"Gagner nos matches à domicile"
lundi 21 septembre 2009
Résumé de l'article
Dans notre série de questions et réponses avec les stars du foot européen, Aly Cissokho se livre sur sa vie à Olympique Lyonnais et révèle les dessous de son transfert avorté à l'AC Milan.
Contenu médias de l'article
Corps de l'article
Dans notre série de questions et réponses avec les stars d'Europe dans laquelle vous vous glissez dans la peau du journaliste, Aly Cissokho se livre sur sa vie à l'Olympique Lyonnais après son arrivée cet été en provenance du FC Porto. Le jeune défenseur (22 ans) révèle également les dessous de son transfert avorté à l'AC Milan et réfléchit sur la possibilité d'être convoqué en sélection, que ce soit en équipe de France ou pour le Sénégal.
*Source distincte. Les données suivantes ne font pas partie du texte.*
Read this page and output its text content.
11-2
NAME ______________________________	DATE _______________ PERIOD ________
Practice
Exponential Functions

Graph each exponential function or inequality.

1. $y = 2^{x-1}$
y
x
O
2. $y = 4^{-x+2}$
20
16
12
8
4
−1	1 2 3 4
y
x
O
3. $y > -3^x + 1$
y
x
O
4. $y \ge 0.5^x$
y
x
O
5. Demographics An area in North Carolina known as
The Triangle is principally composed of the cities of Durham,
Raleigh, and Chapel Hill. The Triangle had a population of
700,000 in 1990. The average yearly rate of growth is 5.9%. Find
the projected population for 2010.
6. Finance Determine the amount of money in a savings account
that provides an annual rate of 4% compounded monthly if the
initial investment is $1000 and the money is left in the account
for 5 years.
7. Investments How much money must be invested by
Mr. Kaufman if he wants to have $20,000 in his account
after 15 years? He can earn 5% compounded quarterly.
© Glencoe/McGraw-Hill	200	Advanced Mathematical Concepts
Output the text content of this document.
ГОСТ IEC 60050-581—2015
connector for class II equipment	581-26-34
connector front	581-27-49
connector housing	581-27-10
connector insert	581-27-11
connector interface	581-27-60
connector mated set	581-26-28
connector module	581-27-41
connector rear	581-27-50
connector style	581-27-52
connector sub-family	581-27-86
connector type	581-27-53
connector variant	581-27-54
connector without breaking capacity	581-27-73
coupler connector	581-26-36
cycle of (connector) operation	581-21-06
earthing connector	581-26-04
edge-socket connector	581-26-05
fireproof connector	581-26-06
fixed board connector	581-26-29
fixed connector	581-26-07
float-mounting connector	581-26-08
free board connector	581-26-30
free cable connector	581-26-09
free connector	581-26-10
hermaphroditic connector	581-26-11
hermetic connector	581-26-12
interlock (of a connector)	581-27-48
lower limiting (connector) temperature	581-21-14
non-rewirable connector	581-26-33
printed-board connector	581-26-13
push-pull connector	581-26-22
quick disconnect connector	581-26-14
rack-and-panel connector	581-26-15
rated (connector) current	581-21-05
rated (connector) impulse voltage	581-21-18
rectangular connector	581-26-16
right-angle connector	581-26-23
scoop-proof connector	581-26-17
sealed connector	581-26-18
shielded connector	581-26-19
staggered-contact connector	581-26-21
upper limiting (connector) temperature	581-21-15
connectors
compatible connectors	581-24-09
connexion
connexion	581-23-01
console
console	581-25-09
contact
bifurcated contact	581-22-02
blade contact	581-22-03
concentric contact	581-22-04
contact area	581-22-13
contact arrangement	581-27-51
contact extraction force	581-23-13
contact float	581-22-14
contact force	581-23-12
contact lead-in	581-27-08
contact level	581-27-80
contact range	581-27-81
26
Quelles sont pour vous les chances de Lyon de remporter la Champions League, et mis à part l'OL, qui est votre favori dans la compétition ?
Dimitar Apostolov
Aly Cissokho : C'est une question difficile pour commencer, avec une réponse difficile à donner ! En Champions League, les matches sont toujours très disputés. Notre premier match de groupes contre la Fiorentina (remporté 1-0 par Lyon) a démontré combien ces matches peuvent être tendus. L'UEFA Champions League, c'est vraiment une autre planète par rapport aux championnats nationaux. L'intensité physique et le talent technique y sont vraiment au sommet. À ce titre, il est difficile de dire si Lyon ira jusqu'au bout ou non. Je dirai seulement que nous sommes une très bonne équipe, talentueuse et unie. Mais une chose est sûre : si on veut aller loin dans la compétition, on doit gagner tous nos matches à domicile. Qui d'autre que l'OL pour remporter le trophée ? Sans surprise, je vais citer deux équipes que je connais bien : d'abord Porto, parce que c'est encore l'une des meilleures équipes du monde, même s'ils ont perdu quelques joueurs ces dernières années. Et aussi (l'AC) Milan, que j'ai failli rejoindre l'été dernier : je crois qu'ils ont la mentalité pour tout gagner.
Quel a été le meilleur moment que vous ayez vécu à Lyon jusqu'ici ?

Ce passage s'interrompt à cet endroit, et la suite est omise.